What Can Be Done with Failed 1031 Exchanges?

Whether you are a novice or seasoned real estate investor, you have probably wondered what can be done with failed 1031 exchanges. Every investor's income and tax situation is unique, as are the circumstances surrounding a failed 1031 exchange so this is a question best asked of your tax advisor, but there is some general information you should know about what can be done with failed 1031 exchanges.
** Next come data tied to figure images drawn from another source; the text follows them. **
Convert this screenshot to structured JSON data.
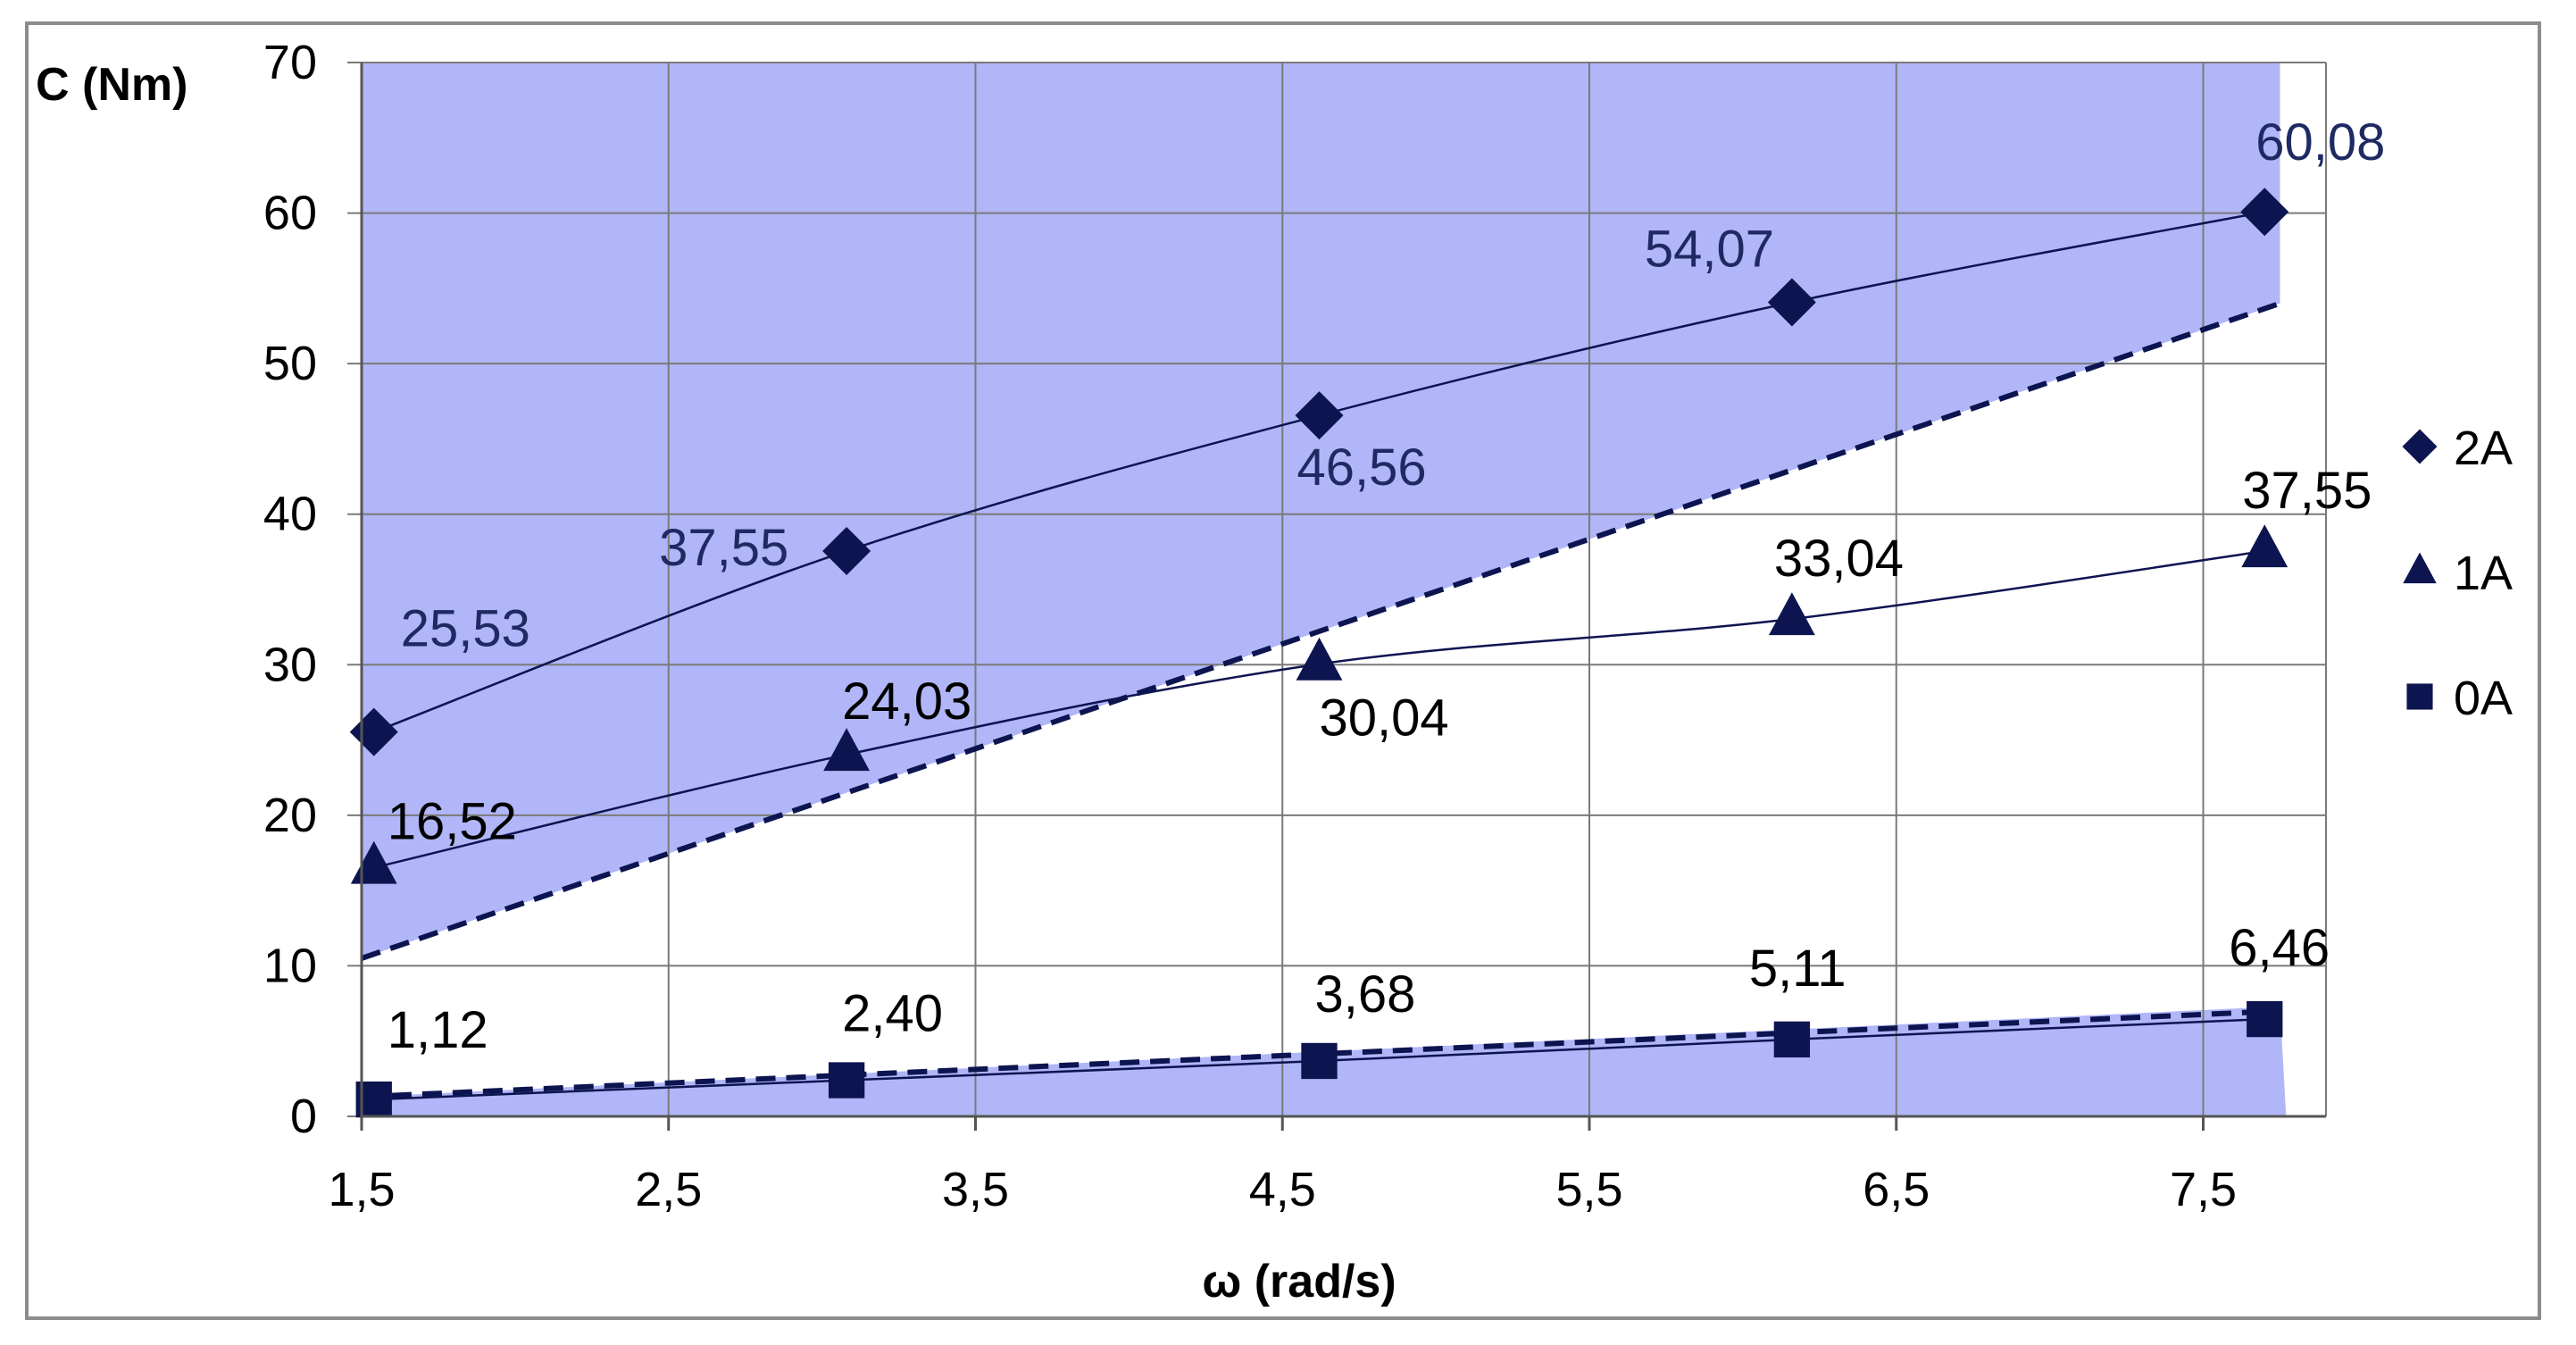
{
  "chart_data": {
    "type": "scatter",
    "xlabel": "ω (rad/s)",
    "ylabel": "C (Nm)",
    "xlim": [
      1.5,
      7.9
    ],
    "ylim": [
      0,
      70
    ],
    "x_ticks": [
      "1,5",
      "2,5",
      "3,5",
      "4,5",
      "5,5",
      "6,5",
      "7,5"
    ],
    "x_tick_values": [
      1.5,
      2.5,
      3.5,
      4.5,
      5.5,
      6.5,
      7.5
    ],
    "y_ticks": [
      "0",
      "10",
      "20",
      "30",
      "40",
      "50",
      "60",
      "70"
    ],
    "y_tick_values": [
      0,
      10,
      20,
      30,
      40,
      50,
      60,
      70
    ],
    "grid": true,
    "legend_position": "right",
    "series": [
      {
        "name": "2A",
        "marker": "diamond",
        "label_color": "#1f2a63",
        "x": [
          1.54,
          3.08,
          4.62,
          6.16,
          7.7
        ],
        "values": [
          25.53,
          37.55,
          46.56,
          54.07,
          60.08
        ],
        "labels": [
          "25,53",
          "37,55",
          "46,56",
          "54,07",
          "60,08"
        ]
      },
      {
        "name": "1A",
        "marker": "triangle",
        "label_color": "#000000",
        "x": [
          1.54,
          3.08,
          4.62,
          6.16,
          7.7
        ],
        "values": [
          16.52,
          24.03,
          30.04,
          33.04,
          37.55
        ],
        "labels": [
          "16,52",
          "24,03",
          "30,04",
          "33,04",
          "37,55"
        ]
      },
      {
        "name": "0A",
        "marker": "square",
        "label_color": "#000000",
        "x": [
          1.54,
          3.08,
          4.62,
          6.16,
          7.7
        ],
        "values": [
          1.12,
          2.4,
          3.68,
          5.11,
          6.46
        ],
        "labels": [
          "1,12",
          "2,40",
          "3,68",
          "5,11",
          "6,46"
        ]
      }
    ],
    "regions": [
      {
        "fill": "#b0b6f7",
        "polygon": [
          [
            1.5,
            70
          ],
          [
            7.75,
            70
          ],
          [
            7.75,
            54
          ],
          [
            1.5,
            10.5
          ]
        ]
      },
      {
        "fill": "#b0b6f7",
        "polygon": [
          [
            1.5,
            0
          ],
          [
            7.77,
            0
          ],
          [
            7.75,
            7.3
          ],
          [
            1.5,
            1.3
          ]
        ]
      }
    ],
    "dashed_lines": [
      {
        "x": [
          1.5,
          7.75
        ],
        "y": [
          10.5,
          54
        ]
      },
      {
        "x": [
          1.5,
          7.75
        ],
        "y": [
          1.3,
          7.0
        ]
      }
    ],
    "colors": {
      "marker": "#0d1550",
      "dashed": "#0d1550",
      "grid": "#7a7a7a"
    }
  }
}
A 1031 exchange is a provision in the IRS code that allows tax deferment on capital gains when investment or business property is sold and exchanged for like kind property of equal or greater value within very specific time frames. There are other rules, including that the propert(ies) to be sold in the 1031 exchange are identified as such in the sales contract and the proceeds from the sale are transferred directly to a Qualified Intermediary who will transfer funds to purchase the replacement property. A Qualified Intermediary cannot be a relative or in any way a party to the real estate transactions.

Next, replacement properties to be purchased as part of a 1031 exchange must be identified within 45 days of the sale of the relinquished property and the replacement property must have its sale completed within 45 days of the sale of the original relinquished property. These rules are hard and fast, and there are no exceptions to them even if the 45th or 180th days fall on a Sunday or a federal holiday.
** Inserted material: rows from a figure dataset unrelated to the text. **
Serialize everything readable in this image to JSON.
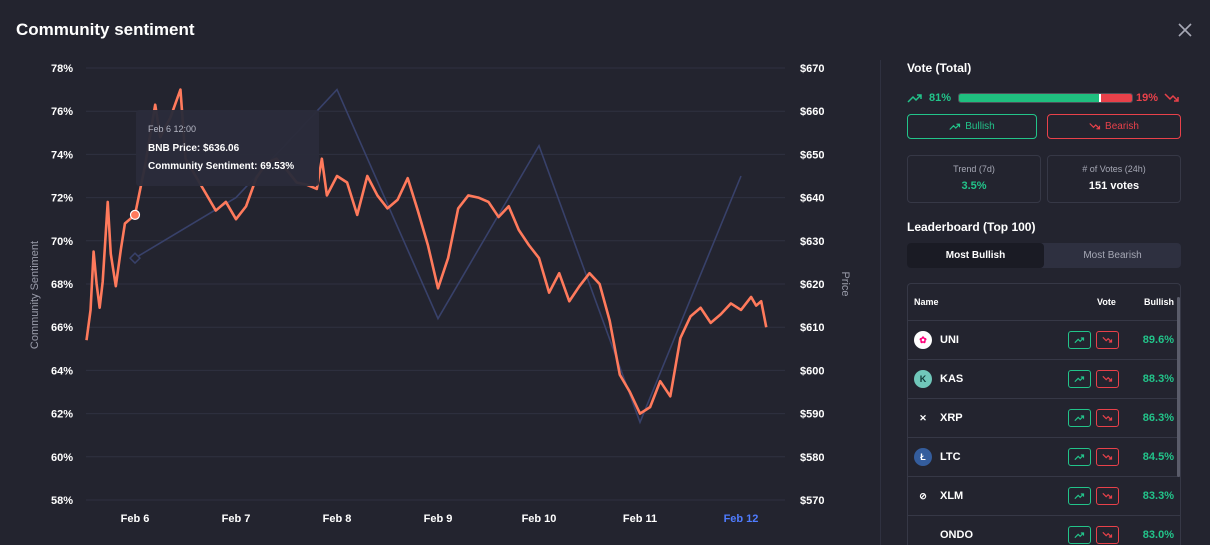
{
  "header": {
    "title": "Community sentiment"
  },
  "chart_data": {
    "type": "line",
    "left_axis": {
      "label": "Community Sentiment",
      "ticks": [
        "78%",
        "76%",
        "74%",
        "72%",
        "70%",
        "68%",
        "66%",
        "64%",
        "62%",
        "60%",
        "58%"
      ],
      "ylim": [
        58,
        78
      ]
    },
    "right_axis": {
      "label": "Price",
      "ticks": [
        "$670",
        "$660",
        "$650",
        "$640",
        "$630",
        "$620",
        "$610",
        "$600",
        "$590",
        "$580",
        "$570"
      ],
      "ylim": [
        570,
        670
      ]
    },
    "x_ticks": [
      "Feb 6",
      "Feb 7",
      "Feb 8",
      "Feb 9",
      "Feb 10",
      "Feb 11",
      "Feb 12"
    ],
    "x_tick_colors": [
      "#ffffff",
      "#ffffff",
      "#ffffff",
      "#ffffff",
      "#ffffff",
      "#ffffff",
      "#4f7cff"
    ],
    "sentiment_color": "#ff7a5c",
    "price_color": "#38416a",
    "price_points": [
      [
        0.0,
        626
      ],
      [
        1.0,
        640
      ],
      [
        2.0,
        665
      ],
      [
        3.0,
        612
      ],
      [
        4.0,
        652
      ],
      [
        5.0,
        588
      ],
      [
        6.0,
        645
      ]
    ],
    "sentiment_points": [
      [
        -0.48,
        65.4
      ],
      [
        -0.44,
        66.8
      ],
      [
        -0.41,
        69.5
      ],
      [
        -0.38,
        68.0
      ],
      [
        -0.35,
        66.9
      ],
      [
        -0.32,
        68.1
      ],
      [
        -0.27,
        71.8
      ],
      [
        -0.24,
        69.4
      ],
      [
        -0.19,
        67.9
      ],
      [
        -0.14,
        69.6
      ],
      [
        -0.1,
        70.8
      ],
      [
        0.0,
        71.2
      ],
      [
        0.1,
        73.5
      ],
      [
        0.2,
        76.3
      ],
      [
        0.25,
        74.8
      ],
      [
        0.35,
        75.7
      ],
      [
        0.45,
        77.0
      ],
      [
        0.5,
        73.8
      ],
      [
        0.6,
        73.0
      ],
      [
        0.7,
        72.2
      ],
      [
        0.8,
        71.4
      ],
      [
        0.9,
        71.8
      ],
      [
        1.0,
        71.0
      ],
      [
        1.1,
        71.6
      ],
      [
        1.2,
        72.9
      ],
      [
        1.3,
        73.6
      ],
      [
        1.4,
        73.8
      ],
      [
        1.5,
        73.3
      ],
      [
        1.6,
        72.7
      ],
      [
        1.7,
        72.6
      ],
      [
        1.8,
        72.4
      ],
      [
        1.85,
        73.8
      ],
      [
        1.9,
        72.1
      ],
      [
        2.0,
        73.0
      ],
      [
        2.1,
        72.7
      ],
      [
        2.2,
        71.2
      ],
      [
        2.3,
        73.0
      ],
      [
        2.4,
        72.1
      ],
      [
        2.5,
        71.5
      ],
      [
        2.6,
        71.9
      ],
      [
        2.7,
        72.9
      ],
      [
        2.8,
        71.4
      ],
      [
        2.9,
        69.8
      ],
      [
        3.0,
        67.8
      ],
      [
        3.1,
        69.2
      ],
      [
        3.2,
        71.5
      ],
      [
        3.3,
        72.1
      ],
      [
        3.4,
        72.0
      ],
      [
        3.5,
        71.8
      ],
      [
        3.6,
        71.1
      ],
      [
        3.7,
        71.6
      ],
      [
        3.8,
        70.5
      ],
      [
        3.9,
        69.8
      ],
      [
        4.0,
        69.2
      ],
      [
        4.1,
        67.6
      ],
      [
        4.2,
        68.5
      ],
      [
        4.3,
        67.2
      ],
      [
        4.4,
        67.9
      ],
      [
        4.5,
        68.5
      ],
      [
        4.6,
        68.0
      ],
      [
        4.7,
        66.3
      ],
      [
        4.8,
        63.8
      ],
      [
        4.9,
        63.0
      ],
      [
        5.0,
        62.0
      ],
      [
        5.1,
        62.3
      ],
      [
        5.2,
        63.5
      ],
      [
        5.3,
        62.8
      ],
      [
        5.4,
        65.5
      ],
      [
        5.5,
        66.5
      ],
      [
        5.6,
        66.9
      ],
      [
        5.7,
        66.2
      ],
      [
        5.8,
        66.6
      ],
      [
        5.9,
        67.1
      ],
      [
        6.0,
        66.8
      ],
      [
        6.1,
        67.4
      ],
      [
        6.15,
        67.0
      ],
      [
        6.2,
        67.2
      ],
      [
        6.25,
        66.0
      ]
    ],
    "highlight": {
      "x": 0.0,
      "y": 71.2,
      "price": 626
    },
    "tooltip": {
      "time": "Feb 6 12:00",
      "price_line": "BNB Price: $636.06",
      "sentiment_line": "Community Sentiment: 69.53%"
    }
  },
  "vote": {
    "title": "Vote (Total)",
    "bullish_pct": "81%",
    "bearish_pct": "19%",
    "bullish_fraction": 0.81,
    "bullish_label": "Bullish",
    "bearish_label": "Bearish"
  },
  "stats": {
    "trend_label": "Trend (7d)",
    "trend_value": "3.5%",
    "votes_label": "# of Votes (24h)",
    "votes_value": "151 votes"
  },
  "leaderboard": {
    "title": "Leaderboard (Top 100)",
    "tabs": [
      "Most Bullish",
      "Most Bearish"
    ],
    "headers": {
      "name": "Name",
      "vote": "Vote",
      "bullish": "Bullish"
    },
    "rows": [
      {
        "symbol": "UNI",
        "pct": "89.6%",
        "icon": "uni-icon",
        "icon_color": "#ff007a",
        "icon_bg": "#ffffff",
        "glyph": "✿"
      },
      {
        "symbol": "KAS",
        "pct": "88.3%",
        "icon": "kas-icon",
        "icon_color": "#0f3a38",
        "icon_bg": "#70c7ba",
        "glyph": "K"
      },
      {
        "symbol": "XRP",
        "pct": "86.3%",
        "icon": "xrp-icon",
        "icon_color": "#ffffff",
        "icon_bg": "transparent",
        "glyph": "✕"
      },
      {
        "symbol": "LTC",
        "pct": "84.5%",
        "icon": "ltc-icon",
        "icon_color": "#ffffff",
        "icon_bg": "#345d9d",
        "glyph": "Ł"
      },
      {
        "symbol": "XLM",
        "pct": "83.3%",
        "icon": "xlm-icon",
        "icon_color": "#ffffff",
        "icon_bg": "transparent",
        "glyph": "⊘"
      },
      {
        "symbol": "ONDO",
        "pct": "83.0%",
        "icon": "ondo-icon",
        "icon_color": "#ffffff",
        "icon_bg": "transparent",
        "glyph": ""
      }
    ]
  }
}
Unfortunately, sometimes a 1031 exchange can fail because the Qualified Intermediary failed to complete the purchase transaction; this can be due to negligence, error or even bankruptcy on the part of the Qualified Intermediary.

But what can be done with a failed 1031 exchange when replacement properties are not identified or purchased in time? If the exchange has failed, then the taxpayer will owe capital gains tax. One potential way to defer the tax into another tax year happens under the Installment Sales Rules of Section 453 of the IRS code. If your property was sold 44 days before the end of the calendar year, and you had appropriate language in your sales contract you would not have access to the funds until the 46th day, which falls into the next calendar year.

The IRS does have a safe harbor procedure for investors with failed exchanges due to Qualified Intermediary default. (Revenue Procedure No. 2010-14). Talk to your tax advisor to see what your best options are.